北マケドニアのEU加盟めぐるブルガリアとの対立、新政権が解決模索へ

EUに加盟するブルガリアと加盟を目指す北マケドニア(旧マケドニア)の関係悪化が、両国で新政権が発足したことで改善する見通しだ。両国は18日の首脳会談で、ブルガリアが北マケドニアのEU加盟交渉開始に反対している問題について、解決を図ることで合意した。歴史認識をめぐる溝を埋め、ブルガリアが交渉開始を支持できる環境を整えることを目指す。

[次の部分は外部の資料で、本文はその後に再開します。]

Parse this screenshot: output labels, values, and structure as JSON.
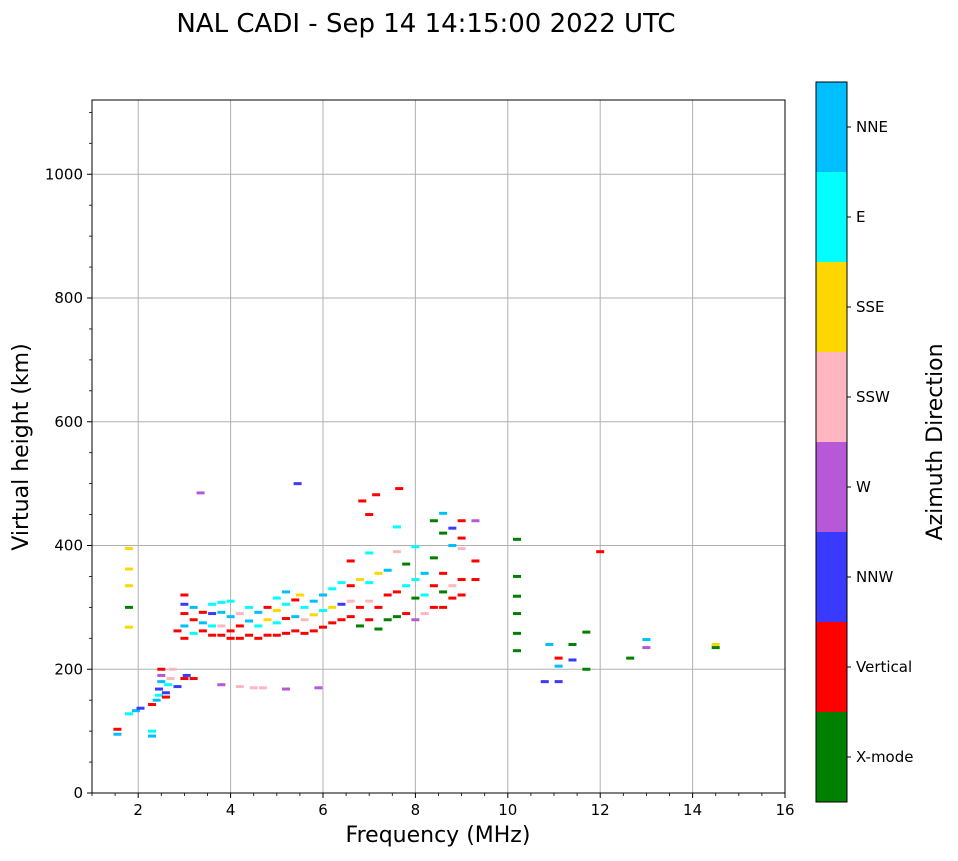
{
  "chart_data": {
    "type": "scatter",
    "title": "NAL CADI - Sep 14 14:15:00 2022 UTC",
    "xlabel": "Frequency (MHz)",
    "ylabel": "Virtual height (km)",
    "xlim": [
      1,
      16
    ],
    "ylim": [
      0,
      1120
    ],
    "xticks": [
      2,
      4,
      6,
      8,
      10,
      12,
      14,
      16
    ],
    "yticks": [
      0,
      200,
      400,
      600,
      800,
      1000
    ],
    "xminor_step": 0.5,
    "yminor_step": 50,
    "grid": true,
    "colorbar": {
      "label": "Azimuth Direction",
      "categories": [
        "X-mode",
        "Vertical",
        "NNW",
        "W",
        "SSW",
        "SSE",
        "E",
        "NNE"
      ],
      "colors": {
        "X-mode": "#008000",
        "Vertical": "#ff0000",
        "NNW": "#3a3aff",
        "W": "#b658d8",
        "SSW": "#ffb6c1",
        "SSE": "#ffd700",
        "E": "#00ffff",
        "NNE": "#00bfff"
      }
    },
    "echoes": [
      {
        "f": 1.55,
        "h": 95,
        "dir": "NNE"
      },
      {
        "f": 1.55,
        "h": 103,
        "dir": "Vertical"
      },
      {
        "f": 1.8,
        "h": 128,
        "dir": "E"
      },
      {
        "f": 1.8,
        "h": 268,
        "dir": "SSE"
      },
      {
        "f": 1.8,
        "h": 300,
        "dir": "X-mode"
      },
      {
        "f": 1.8,
        "h": 335,
        "dir": "SSE"
      },
      {
        "f": 1.8,
        "h": 362,
        "dir": "SSE"
      },
      {
        "f": 1.8,
        "h": 395,
        "dir": "SSE"
      },
      {
        "f": 1.95,
        "h": 133,
        "dir": "NNE"
      },
      {
        "f": 2.05,
        "h": 137,
        "dir": "NNW"
      },
      {
        "f": 2.3,
        "h": 92,
        "dir": "NNE"
      },
      {
        "f": 2.3,
        "h": 100,
        "dir": "E"
      },
      {
        "f": 2.3,
        "h": 143,
        "dir": "Vertical"
      },
      {
        "f": 2.4,
        "h": 150,
        "dir": "NNE"
      },
      {
        "f": 2.45,
        "h": 158,
        "dir": "E"
      },
      {
        "f": 2.45,
        "h": 168,
        "dir": "NNW"
      },
      {
        "f": 2.5,
        "h": 180,
        "dir": "NNE"
      },
      {
        "f": 2.5,
        "h": 190,
        "dir": "W"
      },
      {
        "f": 2.5,
        "h": 200,
        "dir": "Vertical"
      },
      {
        "f": 2.6,
        "h": 155,
        "dir": "Vertical"
      },
      {
        "f": 2.6,
        "h": 162,
        "dir": "NNW"
      },
      {
        "f": 2.65,
        "h": 175,
        "dir": "E"
      },
      {
        "f": 2.7,
        "h": 185,
        "dir": "SSW"
      },
      {
        "f": 2.75,
        "h": 200,
        "dir": "SSW"
      },
      {
        "f": 2.85,
        "h": 172,
        "dir": "NNW"
      },
      {
        "f": 2.85,
        "h": 262,
        "dir": "Vertical"
      },
      {
        "f": 3.0,
        "h": 185,
        "dir": "Vertical"
      },
      {
        "f": 3.05,
        "h": 190,
        "dir": "NNW"
      },
      {
        "f": 3.2,
        "h": 185,
        "dir": "Vertical"
      },
      {
        "f": 3.0,
        "h": 250,
        "dir": "Vertical"
      },
      {
        "f": 3.0,
        "h": 270,
        "dir": "NNE"
      },
      {
        "f": 3.0,
        "h": 290,
        "dir": "Vertical"
      },
      {
        "f": 3.0,
        "h": 305,
        "dir": "NNW"
      },
      {
        "f": 3.0,
        "h": 320,
        "dir": "Vertical"
      },
      {
        "f": 3.2,
        "h": 258,
        "dir": "E"
      },
      {
        "f": 3.2,
        "h": 280,
        "dir": "Vertical"
      },
      {
        "f": 3.2,
        "h": 300,
        "dir": "NNE"
      },
      {
        "f": 3.35,
        "h": 485,
        "dir": "W"
      },
      {
        "f": 3.4,
        "h": 262,
        "dir": "Vertical"
      },
      {
        "f": 3.4,
        "h": 275,
        "dir": "NNE"
      },
      {
        "f": 3.4,
        "h": 292,
        "dir": "Vertical"
      },
      {
        "f": 3.6,
        "h": 255,
        "dir": "Vertical"
      },
      {
        "f": 3.6,
        "h": 270,
        "dir": "E"
      },
      {
        "f": 3.6,
        "h": 290,
        "dir": "NNW"
      },
      {
        "f": 3.6,
        "h": 305,
        "dir": "E"
      },
      {
        "f": 3.8,
        "h": 255,
        "dir": "Vertical"
      },
      {
        "f": 3.8,
        "h": 270,
        "dir": "SSW"
      },
      {
        "f": 3.8,
        "h": 292,
        "dir": "NNE"
      },
      {
        "f": 3.8,
        "h": 308,
        "dir": "E"
      },
      {
        "f": 3.8,
        "h": 175,
        "dir": "W"
      },
      {
        "f": 4.0,
        "h": 250,
        "dir": "Vertical"
      },
      {
        "f": 4.0,
        "h": 262,
        "dir": "Vertical"
      },
      {
        "f": 4.0,
        "h": 285,
        "dir": "NNE"
      },
      {
        "f": 4.0,
        "h": 310,
        "dir": "E"
      },
      {
        "f": 4.2,
        "h": 172,
        "dir": "SSW"
      },
      {
        "f": 4.2,
        "h": 250,
        "dir": "Vertical"
      },
      {
        "f": 4.2,
        "h": 270,
        "dir": "Vertical"
      },
      {
        "f": 4.2,
        "h": 290,
        "dir": "SSW"
      },
      {
        "f": 4.4,
        "h": 255,
        "dir": "Vertical"
      },
      {
        "f": 4.4,
        "h": 278,
        "dir": "NNE"
      },
      {
        "f": 4.4,
        "h": 300,
        "dir": "E"
      },
      {
        "f": 4.5,
        "h": 170,
        "dir": "SSW"
      },
      {
        "f": 4.6,
        "h": 250,
        "dir": "Vertical"
      },
      {
        "f": 4.6,
        "h": 270,
        "dir": "E"
      },
      {
        "f": 4.6,
        "h": 292,
        "dir": "NNE"
      },
      {
        "f": 4.7,
        "h": 170,
        "dir": "SSW"
      },
      {
        "f": 4.8,
        "h": 255,
        "dir": "Vertical"
      },
      {
        "f": 4.8,
        "h": 280,
        "dir": "SSE"
      },
      {
        "f": 4.8,
        "h": 300,
        "dir": "Vertical"
      },
      {
        "f": 5.0,
        "h": 255,
        "dir": "Vertical"
      },
      {
        "f": 5.0,
        "h": 275,
        "dir": "E"
      },
      {
        "f": 5.0,
        "h": 295,
        "dir": "SSE"
      },
      {
        "f": 5.0,
        "h": 315,
        "dir": "E"
      },
      {
        "f": 5.2,
        "h": 168,
        "dir": "W"
      },
      {
        "f": 5.2,
        "h": 258,
        "dir": "Vertical"
      },
      {
        "f": 5.2,
        "h": 282,
        "dir": "Vertical"
      },
      {
        "f": 5.2,
        "h": 305,
        "dir": "E"
      },
      {
        "f": 5.2,
        "h": 325,
        "dir": "NNE"
      },
      {
        "f": 5.4,
        "h": 262,
        "dir": "Vertical"
      },
      {
        "f": 5.4,
        "h": 285,
        "dir": "NNE"
      },
      {
        "f": 5.4,
        "h": 312,
        "dir": "Vertical"
      },
      {
        "f": 5.45,
        "h": 500,
        "dir": "NNW"
      },
      {
        "f": 5.5,
        "h": 320,
        "dir": "SSE"
      },
      {
        "f": 5.6,
        "h": 258,
        "dir": "Vertical"
      },
      {
        "f": 5.6,
        "h": 280,
        "dir": "SSW"
      },
      {
        "f": 5.6,
        "h": 300,
        "dir": "E"
      },
      {
        "f": 5.8,
        "h": 262,
        "dir": "Vertical"
      },
      {
        "f": 5.8,
        "h": 288,
        "dir": "SSE"
      },
      {
        "f": 5.8,
        "h": 310,
        "dir": "NNE"
      },
      {
        "f": 5.9,
        "h": 170,
        "dir": "W"
      },
      {
        "f": 6.0,
        "h": 268,
        "dir": "Vertical"
      },
      {
        "f": 6.0,
        "h": 295,
        "dir": "E"
      },
      {
        "f": 6.0,
        "h": 320,
        "dir": "NNE"
      },
      {
        "f": 6.2,
        "h": 275,
        "dir": "Vertical"
      },
      {
        "f": 6.2,
        "h": 300,
        "dir": "SSE"
      },
      {
        "f": 6.2,
        "h": 330,
        "dir": "E"
      },
      {
        "f": 6.4,
        "h": 280,
        "dir": "Vertical"
      },
      {
        "f": 6.4,
        "h": 305,
        "dir": "NNW"
      },
      {
        "f": 6.4,
        "h": 340,
        "dir": "E"
      },
      {
        "f": 6.6,
        "h": 285,
        "dir": "Vertical"
      },
      {
        "f": 6.6,
        "h": 310,
        "dir": "SSW"
      },
      {
        "f": 6.6,
        "h": 335,
        "dir": "Vertical"
      },
      {
        "f": 6.6,
        "h": 375,
        "dir": "Vertical"
      },
      {
        "f": 6.8,
        "h": 270,
        "dir": "X-mode"
      },
      {
        "f": 6.8,
        "h": 300,
        "dir": "Vertical"
      },
      {
        "f": 6.8,
        "h": 345,
        "dir": "SSE"
      },
      {
        "f": 6.85,
        "h": 472,
        "dir": "Vertical"
      },
      {
        "f": 7.0,
        "h": 280,
        "dir": "Vertical"
      },
      {
        "f": 7.0,
        "h": 310,
        "dir": "SSW"
      },
      {
        "f": 7.0,
        "h": 340,
        "dir": "E"
      },
      {
        "f": 7.0,
        "h": 388,
        "dir": "E"
      },
      {
        "f": 7.0,
        "h": 450,
        "dir": "Vertical"
      },
      {
        "f": 7.15,
        "h": 482,
        "dir": "Vertical"
      },
      {
        "f": 7.2,
        "h": 265,
        "dir": "X-mode"
      },
      {
        "f": 7.2,
        "h": 300,
        "dir": "Vertical"
      },
      {
        "f": 7.2,
        "h": 355,
        "dir": "SSE"
      },
      {
        "f": 7.4,
        "h": 280,
        "dir": "X-mode"
      },
      {
        "f": 7.4,
        "h": 320,
        "dir": "Vertical"
      },
      {
        "f": 7.4,
        "h": 360,
        "dir": "NNE"
      },
      {
        "f": 7.6,
        "h": 285,
        "dir": "X-mode"
      },
      {
        "f": 7.6,
        "h": 325,
        "dir": "Vertical"
      },
      {
        "f": 7.6,
        "h": 390,
        "dir": "SSW"
      },
      {
        "f": 7.6,
        "h": 430,
        "dir": "E"
      },
      {
        "f": 7.65,
        "h": 492,
        "dir": "Vertical"
      },
      {
        "f": 7.8,
        "h": 290,
        "dir": "Vertical"
      },
      {
        "f": 7.8,
        "h": 335,
        "dir": "E"
      },
      {
        "f": 7.8,
        "h": 370,
        "dir": "X-mode"
      },
      {
        "f": 8.0,
        "h": 280,
        "dir": "W"
      },
      {
        "f": 8.0,
        "h": 315,
        "dir": "X-mode"
      },
      {
        "f": 8.0,
        "h": 345,
        "dir": "E"
      },
      {
        "f": 8.0,
        "h": 398,
        "dir": "E"
      },
      {
        "f": 8.2,
        "h": 290,
        "dir": "SSW"
      },
      {
        "f": 8.2,
        "h": 320,
        "dir": "E"
      },
      {
        "f": 8.2,
        "h": 355,
        "dir": "NNE"
      },
      {
        "f": 8.4,
        "h": 300,
        "dir": "Vertical"
      },
      {
        "f": 8.4,
        "h": 335,
        "dir": "Vertical"
      },
      {
        "f": 8.4,
        "h": 380,
        "dir": "X-mode"
      },
      {
        "f": 8.4,
        "h": 440,
        "dir": "X-mode"
      },
      {
        "f": 8.6,
        "h": 300,
        "dir": "Vertical"
      },
      {
        "f": 8.6,
        "h": 325,
        "dir": "X-mode"
      },
      {
        "f": 8.6,
        "h": 355,
        "dir": "Vertical"
      },
      {
        "f": 8.6,
        "h": 420,
        "dir": "X-mode"
      },
      {
        "f": 8.6,
        "h": 452,
        "dir": "NNE"
      },
      {
        "f": 8.8,
        "h": 315,
        "dir": "Vertical"
      },
      {
        "f": 8.8,
        "h": 335,
        "dir": "SSW"
      },
      {
        "f": 8.8,
        "h": 400,
        "dir": "NNE"
      },
      {
        "f": 8.8,
        "h": 428,
        "dir": "NNW"
      },
      {
        "f": 9.0,
        "h": 320,
        "dir": "Vertical"
      },
      {
        "f": 9.0,
        "h": 345,
        "dir": "Vertical"
      },
      {
        "f": 9.0,
        "h": 395,
        "dir": "SSW"
      },
      {
        "f": 9.0,
        "h": 412,
        "dir": "Vertical"
      },
      {
        "f": 9.0,
        "h": 440,
        "dir": "Vertical"
      },
      {
        "f": 9.3,
        "h": 345,
        "dir": "Vertical"
      },
      {
        "f": 9.3,
        "h": 375,
        "dir": "Vertical"
      },
      {
        "f": 9.3,
        "h": 440,
        "dir": "W"
      },
      {
        "f": 10.2,
        "h": 230,
        "dir": "X-mode"
      },
      {
        "f": 10.2,
        "h": 258,
        "dir": "X-mode"
      },
      {
        "f": 10.2,
        "h": 290,
        "dir": "X-mode"
      },
      {
        "f": 10.2,
        "h": 318,
        "dir": "X-mode"
      },
      {
        "f": 10.2,
        "h": 350,
        "dir": "X-mode"
      },
      {
        "f": 10.2,
        "h": 410,
        "dir": "X-mode"
      },
      {
        "f": 10.8,
        "h": 180,
        "dir": "NNW"
      },
      {
        "f": 10.9,
        "h": 240,
        "dir": "NNE"
      },
      {
        "f": 11.1,
        "h": 180,
        "dir": "NNW"
      },
      {
        "f": 11.1,
        "h": 205,
        "dir": "NNE"
      },
      {
        "f": 11.1,
        "h": 218,
        "dir": "Vertical"
      },
      {
        "f": 11.4,
        "h": 215,
        "dir": "NNW"
      },
      {
        "f": 11.4,
        "h": 240,
        "dir": "X-mode"
      },
      {
        "f": 11.7,
        "h": 200,
        "dir": "X-mode"
      },
      {
        "f": 11.7,
        "h": 260,
        "dir": "X-mode"
      },
      {
        "f": 12.0,
        "h": 390,
        "dir": "Vertical"
      },
      {
        "f": 12.65,
        "h": 218,
        "dir": "X-mode"
      },
      {
        "f": 13.0,
        "h": 235,
        "dir": "W"
      },
      {
        "f": 13.0,
        "h": 248,
        "dir": "NNE"
      },
      {
        "f": 14.5,
        "h": 235,
        "dir": "X-mode"
      },
      {
        "f": 14.5,
        "h": 240,
        "dir": "SSE"
      }
    ]
  }
}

EUは2020年3月の首脳会議で、加盟候補国となっている北マケドニアとの加盟交渉開始を正式承認した。しかし、交渉の枠組みを決める段階でブルガリアが拒否権を発動し、交渉開始は先送り状態となっている。

ブルガリアと北マケドニアは地理・文化的に密接な関係にある一方で、歴史認識の問題を抱えている。とくに大きな焦点となっているのが、マケドニアの言語名をめぐる問題。ブルガリアはマケドニア語をブルガリア語の方言と主張し、「マケドニア語」の存在を否定している。

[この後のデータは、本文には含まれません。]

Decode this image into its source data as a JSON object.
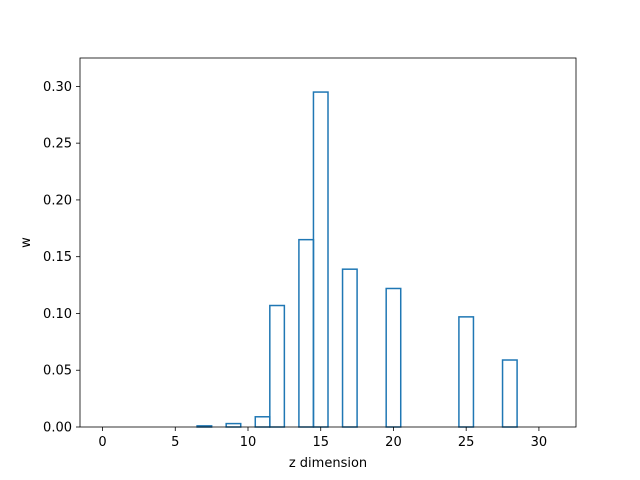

ブルガリアでは12月、北マケドニアでは17日に首相が交代したばかり。ブルガリアはEU主要国から拒否を取り下げるよう圧力を受けていることから、新政権発足を機に同問題を解決したい考えで、ペトコフ新首相が北マケドニアのコバチェフスキ新首相と同国の首都スコピエで首脳会談を行った。

同会談では両国が歴史認識を含む多様な問題について話し合う作業部会を設立し、毎週協議を行うことで合意した。ペトコフ首相は「すぐに成果が出るだろう」と述べ、早期解決への期待感を示した。

北マケドニアは旧マケドニア時代の2005年に加盟候補国として認定された。次のステップとなる加盟交渉開始をEUが承認するまで15年もかかったのは、1991年に旧ユーゴ連邦から独立した際に正式名称を「マケドニア共和国」としたことをめぐり、ギリシャが古代ギリシャの英雄アレキサンダー大王の出身地である同地の名前を全面に出した国名に反発したためだ。両国政府が2018年、マケドニアを「北マケドニア共和国」とする妥協案で合意し、ようやく前進したが、ブルガリアの反対が新たな障害となっている。